Most people entirely use left_join(), rather than right_join(), for the sake of consistency. The main time you might want to use a right_join()() is when you have a base dataset, and you want to add some variables from a new dataset, but the new dataset needs some wrangling and selecting variables first. In this case, you can do your wrangling of the new dataset, then right_join() it to your base dataset. This will add the new variables to the base dataset.
A simple example is shown below. We want to add the dataset hometowns2 to the dataset birthdays, but we first have to remove an extra variable (X), and fix the “Name” variable name. Then we can pipe the resulting dataset into the join. But if we pipe it into a left_join(), hometowns will by default become the base (x) dataset, as it comes first. If we want to keep birthdays as the base (x) dataset, we can use a right_join(). This will result in a table in which everyone has a known birthday, but not necessarily a known hometown.
hometowns2 <- read.csv("https://raw.githubusercontent.com/higgi13425/medicaldata/master/data-raw/join_data/hometowns2.csv") %>%
select(-X) %>%
purrr::set_names(c("name", "hometown"))
hometowns2 %>%
right_join(birthdays)
## Joining with `by = join_by(name)`
## name hometown dob
## 1 Rudolf Virchow Berlin 10/13/1821
## 2 Virginia Apgar Westfield, NJ 6/7/1909
## 3 William Osler <NA> 7/12/1849
9.10 Inner Joins
The inner join only keeps observations for which there is a matching observation in both datasets. Think of the inner_join as the intersection of the two sets. Here is an animation of what this looks like
For birthdays and hometowns, what do you predict the result will be? Look at the datasets below (run the glimpse code) and take a guess.
## Rows: 3
## Columns: 2
## $ name <chr> "Rudolf Virchow", "Virginia Apgar", "William …
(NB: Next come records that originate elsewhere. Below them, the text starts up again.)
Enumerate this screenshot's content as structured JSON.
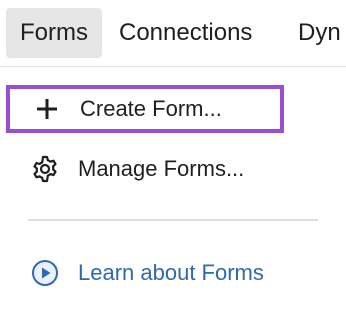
{
  "menubar": {
    "tabs": [
      {
        "label": "Forms"
      },
      {
        "label": "Connections"
      },
      {
        "label": "Dyn"
      }
    ]
  },
  "dropdown": {
    "items": [
      {
        "label": "Create Form...",
        "icon": "plus-icon"
      },
      {
        "label": "Manage Forms...",
        "icon": "gear-icon"
      },
      {
        "label": "Learn about Forms",
        "icon": "play-circle-icon"
      }
    ]
  },
  "colors": {
    "highlight_border": "#9b4dd4",
    "link": "#2f68b3",
    "active_tab_bg": "#e6e6e6"
  }
}
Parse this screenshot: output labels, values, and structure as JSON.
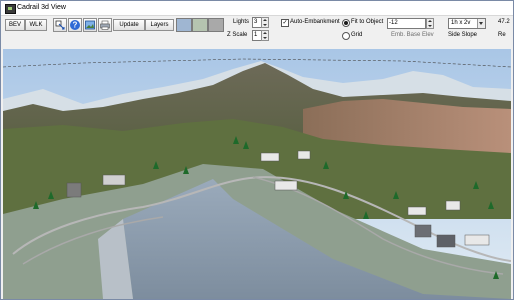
{
  "window": {
    "title": "Cadrail 3d View"
  },
  "toolbar": {
    "bev_label": "BEV",
    "wlk_label": "WLK",
    "update_label": "Update",
    "layers_label": "Layers",
    "swatch_colors": [
      "#9fb6d2",
      "#b5c4b0",
      "#a9a9a9"
    ],
    "lights_label": "Lights",
    "lights_value": "3",
    "zscale_label": "Z Scale",
    "zscale_value": "1",
    "auto_embankment_label": "Auto-Embankment",
    "auto_embankment_checked": true,
    "fit_to_object_label": "Fit to Object",
    "grid_label": "Grid",
    "emb_base_elev_value": "-12",
    "emb_base_elev_label": "Emb. Base Elev",
    "side_slope_value": "1h x 2v",
    "side_slope_label": "Side Slope",
    "cut_value": "47.2",
    "cut_label": "Re"
  },
  "viewport": {
    "description_icon": "3d-layout-scene",
    "sky_color": "#c8d9ea",
    "base_color": "#8a9aa9"
  }
}
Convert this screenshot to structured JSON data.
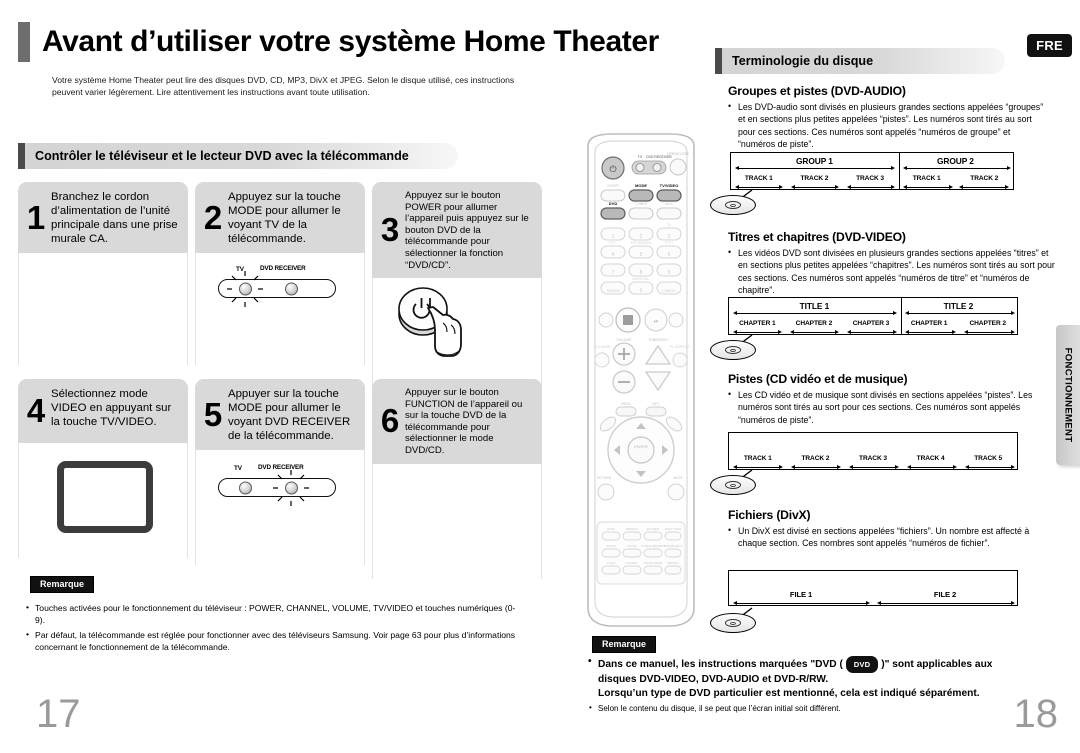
{
  "left_page": {
    "title": "Avant d’utiliser votre système Home Theater",
    "intro": "Votre système Home Theater peut lire des disques DVD, CD, MP3, DivX et JPEG. Selon le disque utilisé, ces instructions peuvent varier légèrement. Lire attentivement les instructions avant toute utilisation.",
    "section_title": "Contrôler le téléviseur et le lecteur DVD avec la télécommande",
    "page_number": "17",
    "steps": [
      {
        "num": "1",
        "text": "Branchez le cordon d’alimentation de l’unité principale dans une prise murale CA."
      },
      {
        "num": "2",
        "text": "Appuyez sur la touche MODE pour allumer le voyant TV de la télécommande."
      },
      {
        "num": "3",
        "text": "Appuyez sur le bouton POWER pour allumer l’appareil puis appuyez sur le bouton DVD de la télécommande pour sélectionner la fonction “DVD/CD”."
      },
      {
        "num": "4",
        "text": "Sélectionnez mode VIDEO en appuyant sur la touche TV/VIDEO."
      },
      {
        "num": "5",
        "text": "Appuyer sur la touche MODE pour allumer le voyant DVD RECEIVER de la télécommande."
      },
      {
        "num": "6",
        "text": "Appuyer sur le bouton FUNCTION de l’appareil ou sur la touche DVD de la télécommande pour sélectionner le mode DVD/CD."
      }
    ],
    "led_labels": {
      "tv": "TV",
      "dvd_receiver": "DVD RECEIVER"
    },
    "note": {
      "tag": "Remarque",
      "items": [
        "Touches activées pour le fonctionnement du téléviseur : POWER, CHANNEL, VOLUME, TV/VIDEO et touches numériques (0-9).",
        "Par défaut, la télécommande est réglée pour fonctionner avec des téléviseurs Samsung. Voir page 63 pour plus d’informations concernant le fonctionnement de la télécommande."
      ]
    }
  },
  "right_page": {
    "lang_badge": "FRE",
    "side_tab": "FONCTIONNEMENT",
    "section_title": "Terminologie du disque",
    "page_number": "18",
    "blocks": [
      {
        "heading": "Groupes et pistes (DVD-AUDIO)",
        "body": "Les DVD-audio sont divisés en plusieurs grandes sections appelées “groupes” et en sections plus petites appelées “pistes”. Les numéros sont tirés au sort pour ces sections. Ces numéros sont appelés “numéros de groupe” et “numéros de piste”.",
        "majors": [
          "GROUP 1",
          "GROUP 2"
        ],
        "minors_1": [
          "TRACK 1",
          "TRACK 2",
          "TRACK 3"
        ],
        "minors_2": [
          "TRACK 1",
          "TRACK 2"
        ]
      },
      {
        "heading": "Titres et chapitres (DVD-VIDEO)",
        "body": "Les vidéos DVD sont divisées en plusieurs grandes sections appelées “titres” et en sections plus petites appelées “chapitres”. Les numéros sont tirés au sort pour ces sections. Ces numéros sont appelés “numéros de titre” et “numéros de chapitre”.",
        "majors": [
          "TITLE 1",
          "TITLE 2"
        ],
        "minors_1": [
          "CHAPTER 1",
          "CHAPTER 2",
          "CHAPTER 3"
        ],
        "minors_2": [
          "CHAPTER 1",
          "CHAPTER 2"
        ]
      },
      {
        "heading": "Pistes (CD vidéo et de musique)",
        "body": "Les CD vidéo et de musique sont divisés en sections appelées “pistes”. Les numéros sont tirés au sort pour ces sections. Ces numéros sont appelés “numéros de piste”.",
        "tracks": [
          "TRACK 1",
          "TRACK 2",
          "TRACK 3",
          "TRACK 4",
          "TRACK 5"
        ]
      },
      {
        "heading": "Fichiers (DivX)",
        "body": "Un DivX est divisé en sections appelées “fichiers”. Un nombre est affecté à chaque section. Ces nombres sont appelés “numéros de fichier”.",
        "files": [
          "FILE 1",
          "FILE 2"
        ]
      }
    ],
    "note": {
      "tag": "Remarque",
      "line1_a": "Dans ce manuel, les instructions marquées \"DVD ( ",
      "pill": "DVD",
      "line1_b": " )\" sont applicables aux",
      "line2": "disques DVD-VIDEO, DVD-AUDIO et DVD-R/RW.",
      "line3": "Lorsqu’un type de DVD particulier est mentionné, cela est indiqué séparément.",
      "line4": "Selon le contenu du disque, il se peut que l’écran initial soit différent."
    }
  },
  "remote": {
    "labels": {
      "power": "POWER",
      "tv": "TV",
      "dvd_receiver": "DVD RECEIVER",
      "open_close": "OPEN/CLOSE",
      "sleep": "SLEEP",
      "mode": "MODE",
      "tv_video": "TV/VIDEO",
      "dvd": "DVD",
      "tuner": "TUNER",
      "aux": "AUX",
      "enter": "ENTER",
      "return": "RETURN",
      "mute": "MUTE",
      "volume": "VOLUME",
      "tuning": "TUNING/CH",
      "menu": "MENU",
      "info": "INFO"
    }
  },
  "colors": {
    "header_bar": "#4a4a4a",
    "step_box": "#d9d9d9",
    "badge_bg": "#111111",
    "page_number": "#9a9a9a",
    "side_tab": "#c7c7c7"
  }
}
## $ dob <chr> "10/13/1821", "6/7/1909", "7/12/1849"
## Rows: 3
## Columns: 2
## $ name <chr> "Rudolf Virchow", "Virginia Apgar", "Hipp…
## $ hometown <chr> "Berlin", "Westfield, NJ", "Kos"
9.11 Quick Quiz
How many rows will result if you inner_join birthdays with hometowns?
Which physicians will appear in this resulting table?
9.13 Full Joins
The full (aka outer) join keeps all observations for from both datasets, whether or not there is a match. Think of the full_join as the union of the two sets. Here is an animation of what this looks like
For birthdays and hometowns, what do you predict the result will be? Look at the datasets below (run the glimpse code) and take a guess.
## Rows: 3
## Columns: 2
## $ name <chr> "Rudolf Virchow", "Virginia Apgar", "William …
## $ dob <chr> "10/13/1821", "6/7/1909", "7/12/1849"
## Rows: 3
## Columns: 2
## $ name <chr> "Rudolf Virchow", "Virginia Apgar", "Hipp…
## $ hometown <chr> "Berlin", "Westfield, NJ", "Kos"
9.14 Quick Quiz
How many rows will result if you full_join birthdays with hometowns?
Which physicians will appear in this resulting table?
9.15 Now Let’s take a Look at the result
## Joining with `by = join_by(name)`
## name dob hometown
## 1 Rudolf Virchow 10/13/1821 Berlin
## 2 Virginia Apgar 6/7/1909 Westfield, NJ
## 3 William Osler 7/12/1849 <NA>
## 4 Hippocrates <NA> Kos
The full_join does not require matches, so all observations from both datasets, appear in the full_join result.